Kemadirian hanya akan dimiliki manusia yang sudah melebur (manunggal) dengan Tuhannya. Tiada sekat antara hamba dan Tuhan, sehingga yang ada hanya ke-esa-an. Pengalaman di maqam wahdaniyyah menyebabkan adanya perasaan setempat, sezaman, dan sewujud dengan Allah. Dalam kondisi ini ada yang mengalami perasaan mabuk kepayang. Menjadi majdzub, hilang kesadaran manusiawi (hlm. 88).

Inilah yang dilatihkan Syeikh Siti Jenar kepada murid-muridnya. Karena memang lahir dan batin pada hakikatnya bukanlah dua hal yang terpisah, tapi hanya satu adanya. Tidak dualitas. Setiap manusia yang dilahirkan ditiupkan ruh-Nya. Sementara ruh-Nya baru bisa aktif bila telah dinafkahi dengan laku yang berdasarkan ilmu batin (tasawuf) [hlm. 118].

Syeikh mengajarkan murid-muridnya memiliki sifat Tuhan, sehingga bisa menjadi khalifah sejati, yang merupakan perwujudan lahir dan batin dari keberadaan Ilahi. Orang yang demikianlah yang bisa menjadi manusia mandiri, tidak terjerat kekuasaan duniawi (hlm. 119).

Namun, hal ini hingga sekarang banyak disalahpahami oleh mereka yang tidak merasakan, sehingga citra Syeikh Siti Jenar negatif. Mungkin vonis hukuman mati yang dijatuhkan Raja Demak menjadi pembenar bahwa ajaran syeikh sesat.
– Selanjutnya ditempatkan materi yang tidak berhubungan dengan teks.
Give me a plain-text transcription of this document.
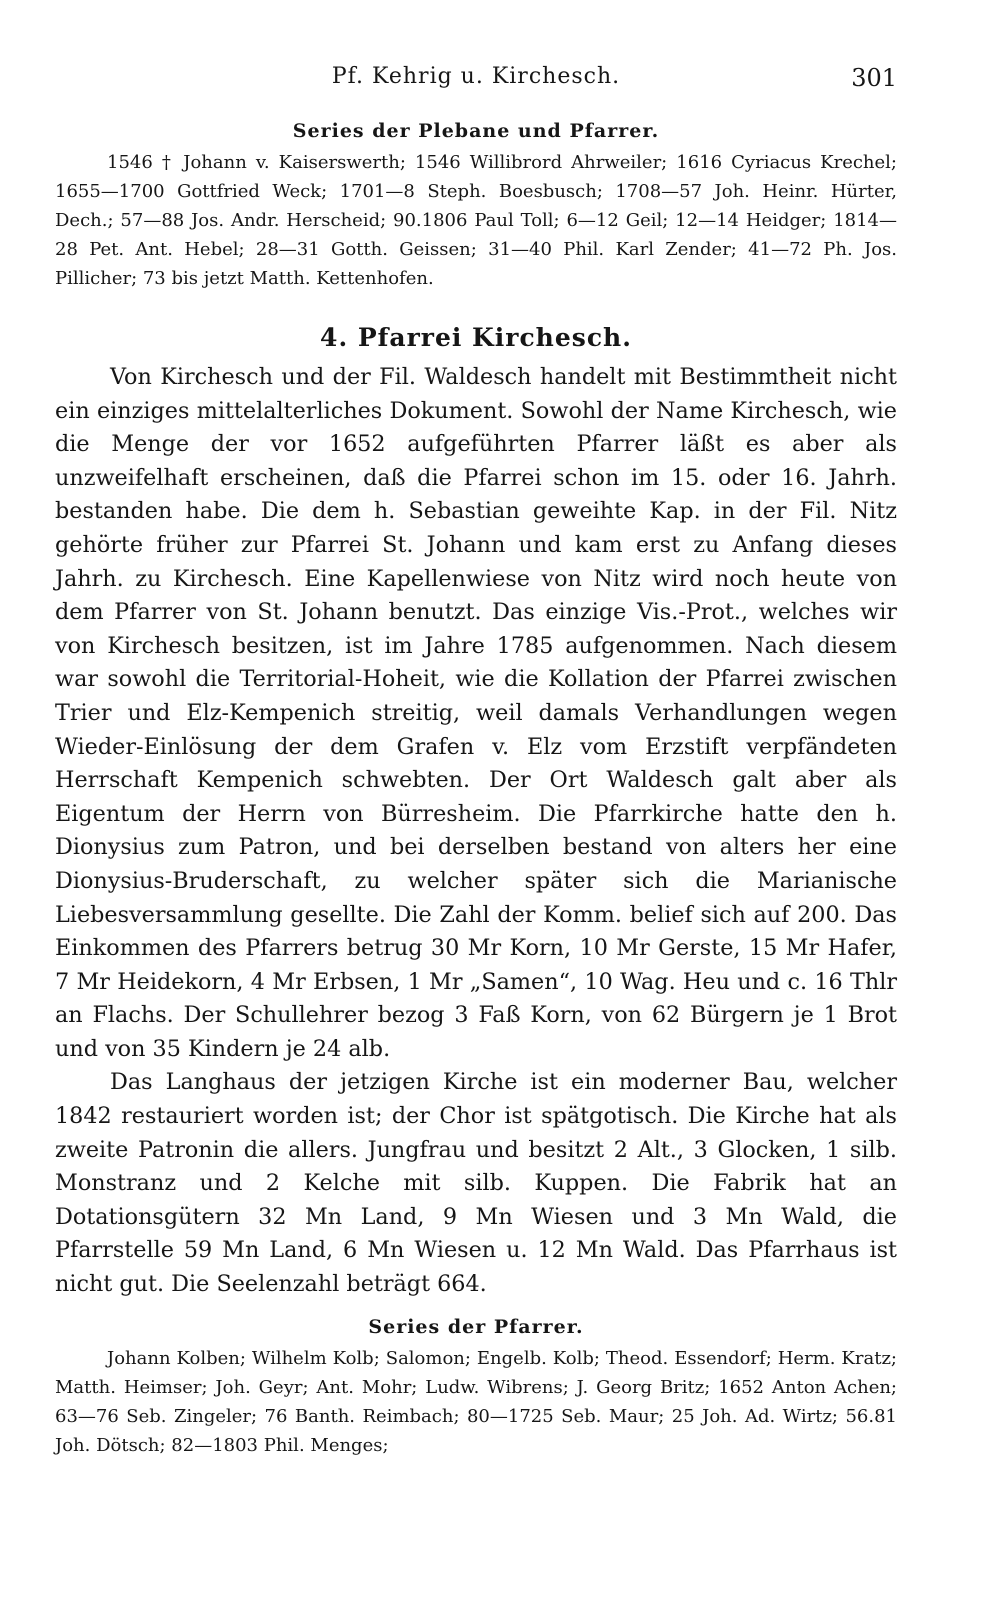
Pf. Kehrig u. Kirchesch.	301
Series der Plebane und Pfarrer.

1546 † Johann v. Kaiserswerth; 1546 Willibrord Ahrweiler; 1616 Cyriacus Krechel; 1655—1700 Gottfried Weck; 1701—8 Steph. Boesbusch; 1708—57 Joh. Heinr. Hürter, Dech.; 57—88 Jos. Andr. Herscheid; 90.1806 Paul Toll; 6—12 Geil; 12—14 Heidger; 1814—28 Pet. Ant. Hebel; 28—31 Gotth. Geissen; 31—40 Phil. Karl Zender; 41—72 Ph. Jos. Pillicher; 73 bis jetzt Matth. Kettenhofen.

4. Pfarrei Kirchesch.

Von Kirchesch und der Fil. Waldesch handelt mit Bestimmtheit nicht ein einziges mittelalterliches Dokument. Sowohl der Name Kirchesch, wie die Menge der vor 1652 aufgeführten Pfarrer läßt es aber als unzweifelhaft erscheinen, daß die Pfarrei schon im 15. oder 16. Jahrh. bestanden habe. Die dem h. Sebastian geweihte Kap. in der Fil. Nitz gehörte früher zur Pfarrei St. Johann und kam erst zu Anfang dieses Jahrh. zu Kirchesch. Eine Kapellenwiese von Nitz wird noch heute von dem Pfarrer von St. Johann benutzt. Das einzige Vis.-Prot., welches wir von Kirchesch besitzen, ist im Jahre 1785 aufgenommen. Nach diesem war sowohl die Territorial-Hoheit, wie die Kollation der Pfarrei zwischen Trier und Elz-Kempenich streitig, weil damals Verhandlungen wegen Wieder-Einlösung der dem Grafen v. Elz vom Erzstift verpfändeten Herrschaft Kempenich schwebten. Der Ort Waldesch galt aber als Eigentum der Herrn von Bürresheim. Die Pfarrkirche hatte den h. Dionysius zum Patron, und bei derselben bestand von alters her eine Dionysius-Bruderschaft, zu welcher später sich die Marianische Liebesversammlung gesellte. Die Zahl der Komm. belief sich auf 200. Das Einkommen des Pfarrers betrug 30 Mr Korn, 10 Mr Gerste, 15 Mr Hafer, 7 Mr Heidekorn, 4 Mr Erbsen, 1 Mr „Samen“, 10 Wag. Heu und c. 16 Thlr an Flachs. Der Schullehrer bezog 3 Faß Korn, von 62 Bürgern je 1 Brot und von 35 Kindern je 24 alb.

Das Langhaus der jetzigen Kirche ist ein moderner Bau, welcher 1842 restauriert worden ist; der Chor ist spätgotisch. Die Kirche hat als zweite Patronin die allers. Jungfrau und besitzt 2 Alt., 3 Glocken, 1 silb. Monstranz und 2 Kelche mit silb. Kuppen. Die Fabrik hat an Dotationsgütern 32 Mn Land, 9 Mn Wiesen und 3 Mn Wald, die Pfarrstelle 59 Mn Land, 6 Mn Wiesen u. 12 Mn Wald. Das Pfarrhaus ist nicht gut. Die Seelenzahl beträgt 664.

Series der Pfarrer.

Johann Kolben; Wilhelm Kolb; Salomon; Engelb. Kolb; Theod. Essendorf; Herm. Kratz; Matth. Heimser; Joh. Geyr; Ant. Mohr; Ludw. Wibrens; J. Georg Britz; 1652 Anton Achen; 63—76 Seb. Zingeler; 76 Banth. Reimbach; 80—1725 Seb. Maur; 25 Joh. Ad. Wirtz; 56.81 Joh. Dötsch; 82—1803 Phil. Menges;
Padahal, Achmad Chojim menyatakan hukuman itu politis.

Hukum mati bukan semata-mata karena ajaran manunggaling kawula-Gusti, menyatunya hamba-Raja, yang dianggap menyesatkan umat Islam, tapi lebih kepada dampak ajaran yang dinilai bisa merongrong kekuatan.

Chodjim berargumen, ketika Demak masih sibuk dalam penaklukkan, ajaran Syeikh Siti Jemar bisa diterima oleh raja-raja Jawa yang telah memeluk Islam. Pada saat itu friksi ajaran Islam yang dipegangi Raden Fatah (Raja Demak) dengan Syeikh belum mengemuka. Ada 40 tokoh yang berguru pada syeikh.

Saat kekuatan Demak kuat dan Pengging telah ditaklukkan, melihat banyaknya tokoh yang berguru kepada syeikh di rumah Jeng Kiai Ageng Pengging, Raden Fatah cemas. Sebab, Ki Pengging adalah cucu Prabu Brawijaya V. Raja Demak Khawatir nanti melakukan pemberontakan.

Syekh lalu diperintahkan menghentikan ajarannya. Karena tak mau, vonis mati dijatuhkan dalam sidang para wali di Cirebon. Sementara eksekusi baru dilaksanakan di akhir pemerintahan Raden Fatah (hlm. 12-14).

Itulah sekelumit tambahan sejarah Syeikh Siti Jenar, tapi buku Syeikh Siti Jenar: Makrifat dan Makna Kehidupan bukan buku biografi tentang Syeikh Siti Jenar. Buku setebal 328 halaman itu mengupas ajaran Syeikh Siti Jenar, dengan fokus kajian tentang tauhid, akhlah, dan makrifat Syeikh Siti Jenar.

Penting menjadi bahan refleksi keberagaman sekaligus meluruskan tuduhan-tuduhan miring tentang ajaran Syeikh Siti Jenar. Karena yang mengkritik dan yang dikritik tak pernah bertemu dalam satu meja diskusi untuk melakukan klarifikasi.